Nükhet Varlik, a historian at the University of South Carolina, studies the history of diseases and public health. In this article, she reveals that epidemics and pandemics seldom completely disappear. Only one epidemic–smallpox–has been eradicated. Many others survive.

She writes:

A combination of public health efforts to contain and mitigate the pandemic – from rigorous testing and contact tracing to social distancing and wearing masks – have been proven to help. Given that the virus has spread almost everywhere in the world, though, such measures alone can’t bring the pandemic to an end. All eyes are now turned to vaccine development, which is being pursued at unprecedented speed.

Yet experts tell us that even with a successful vaccine and effective treatment, COVID-19 may never go away. Even if the pandemic is curbed in one part of the world, it will likely continue in other places, causing infections elsewhere. And even if it is no longer an immediate pandemic-level threat, the coronavirus will likely become endemic – meaning slow, sustained transmission will persist. The coronavirus will continue to cause smaller outbreaks, much like seasonal flu.

The history of pandemics is full of such frustrating examples.

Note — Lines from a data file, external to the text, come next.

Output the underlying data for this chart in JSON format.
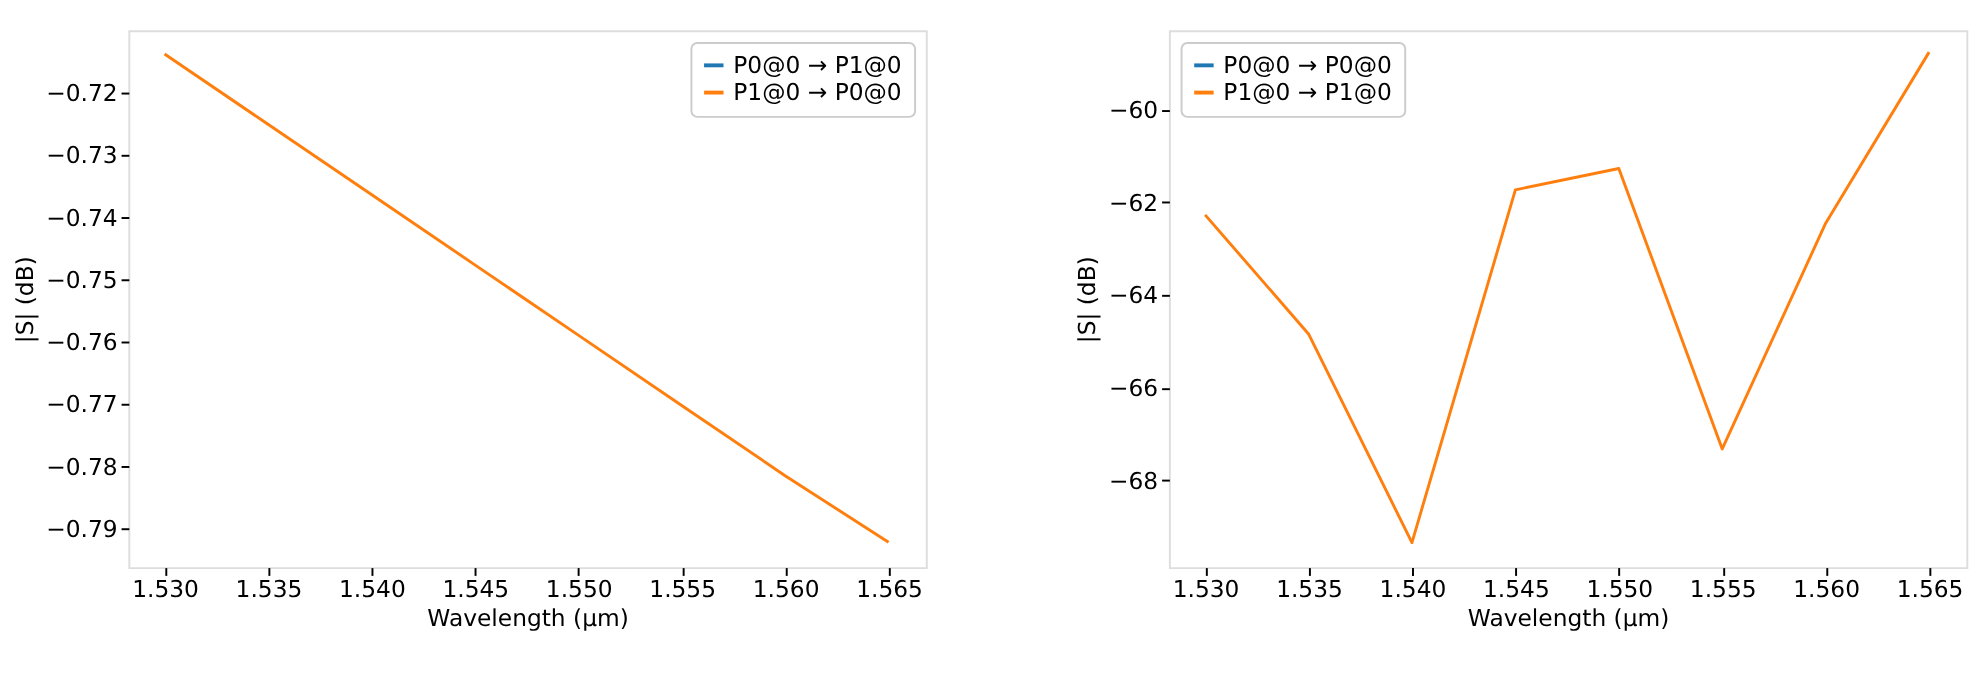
{
  "chart_data": [
    {
      "type": "line",
      "xlabel": "Wavelength (µm)",
      "ylabel": "|S| (dB)",
      "x": [
        1.53,
        1.535,
        1.54,
        1.545,
        1.55,
        1.555,
        1.56,
        1.565
      ],
      "series": [
        {
          "name": "P0@0 → P1@0",
          "color": "#1f77b4",
          "values": [
            null,
            null,
            null,
            null,
            null,
            null,
            null,
            null
          ]
        },
        {
          "name": "P1@0 → P0@0",
          "color": "#ff7f0e",
          "values": [
            -0.7138,
            -0.7251,
            -0.7364,
            -0.7477,
            -0.759,
            -0.7703,
            -0.7816,
            -0.7923
          ]
        }
      ],
      "xlim": [
        1.52825,
        1.5668
      ],
      "ylim": [
        -0.7963,
        -0.71
      ],
      "xticks": [
        {
          "value": 1.53,
          "label": "1.530"
        },
        {
          "value": 1.535,
          "label": "1.535"
        },
        {
          "value": 1.54,
          "label": "1.540"
        },
        {
          "value": 1.545,
          "label": "1.545"
        },
        {
          "value": 1.55,
          "label": "1.550"
        },
        {
          "value": 1.555,
          "label": "1.555"
        },
        {
          "value": 1.56,
          "label": "1.560"
        },
        {
          "value": 1.565,
          "label": "1.565"
        }
      ],
      "yticks": [
        {
          "value": -0.79,
          "label": "−0.79"
        },
        {
          "value": -0.78,
          "label": "−0.78"
        },
        {
          "value": -0.77,
          "label": "−0.77"
        },
        {
          "value": -0.76,
          "label": "−0.76"
        },
        {
          "value": -0.75,
          "label": "−0.75"
        },
        {
          "value": -0.74,
          "label": "−0.74"
        },
        {
          "value": -0.73,
          "label": "−0.73"
        },
        {
          "value": -0.72,
          "label": "−0.72"
        }
      ],
      "grid": false,
      "legend": "top right",
      "line_style": "solid",
      "marker": "none"
    },
    {
      "type": "line",
      "xlabel": "Wavelength (µm)",
      "ylabel": "|S| (dB)",
      "x": [
        1.53,
        1.535,
        1.54,
        1.545,
        1.55,
        1.555,
        1.56,
        1.565
      ],
      "series": [
        {
          "name": "P0@0 → P0@0",
          "color": "#1f77b4",
          "values": [
            null,
            null,
            null,
            null,
            null,
            null,
            null,
            null
          ]
        },
        {
          "name": "P1@0 → P1@0",
          "color": "#ff7f0e",
          "values": [
            -62.28,
            -64.85,
            -69.35,
            -61.74,
            -61.28,
            -67.33,
            -62.46,
            -58.77
          ]
        }
      ],
      "xlim": [
        1.52825,
        1.5668
      ],
      "ylim": [
        -69.88,
        -58.3
      ],
      "xticks": [
        {
          "value": 1.53,
          "label": "1.530"
        },
        {
          "value": 1.535,
          "label": "1.535"
        },
        {
          "value": 1.54,
          "label": "1.540"
        },
        {
          "value": 1.545,
          "label": "1.545"
        },
        {
          "value": 1.55,
          "label": "1.550"
        },
        {
          "value": 1.555,
          "label": "1.555"
        },
        {
          "value": 1.56,
          "label": "1.560"
        },
        {
          "value": 1.565,
          "label": "1.565"
        }
      ],
      "yticks": [
        {
          "value": -68,
          "label": "−68"
        },
        {
          "value": -66,
          "label": "−66"
        },
        {
          "value": -64,
          "label": "−64"
        },
        {
          "value": -62,
          "label": "−62"
        },
        {
          "value": -60,
          "label": "−60"
        }
      ],
      "grid": false,
      "legend": "top left",
      "line_style": "solid",
      "marker": "none"
    }
  ]
}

Whether bacterial, viral or parasitic, virtually every disease pathogen that has affected people over the last several thousand years is still with us, because it is nearly impossible to fully eradicate them.

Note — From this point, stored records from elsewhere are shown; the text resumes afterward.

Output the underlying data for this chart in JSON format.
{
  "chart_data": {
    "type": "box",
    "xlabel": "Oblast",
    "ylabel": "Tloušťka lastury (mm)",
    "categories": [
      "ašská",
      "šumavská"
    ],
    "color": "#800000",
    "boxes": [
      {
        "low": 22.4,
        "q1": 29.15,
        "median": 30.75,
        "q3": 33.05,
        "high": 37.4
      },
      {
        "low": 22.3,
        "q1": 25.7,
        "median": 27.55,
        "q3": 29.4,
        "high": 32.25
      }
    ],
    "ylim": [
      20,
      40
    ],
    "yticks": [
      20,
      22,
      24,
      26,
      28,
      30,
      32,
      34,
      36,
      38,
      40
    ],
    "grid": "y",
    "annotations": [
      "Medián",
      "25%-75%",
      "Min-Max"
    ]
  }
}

The only disease that has been eradicated through vaccination is smallpoxMass vaccination campaigns led by the World Health Organization in the 1960s and 1970s were successful, and in 1980, smallpox was declared the first – and still, the only – human disease to be fully eradicated.

We can all do our part to reduce the danger of COVID-19 by wearing masks and social distancing. When there is a vaccine available, we should take it. It may never be completely eradicated, but we can protect ourselves and our communities by following the practices that scientists have agreed are effective.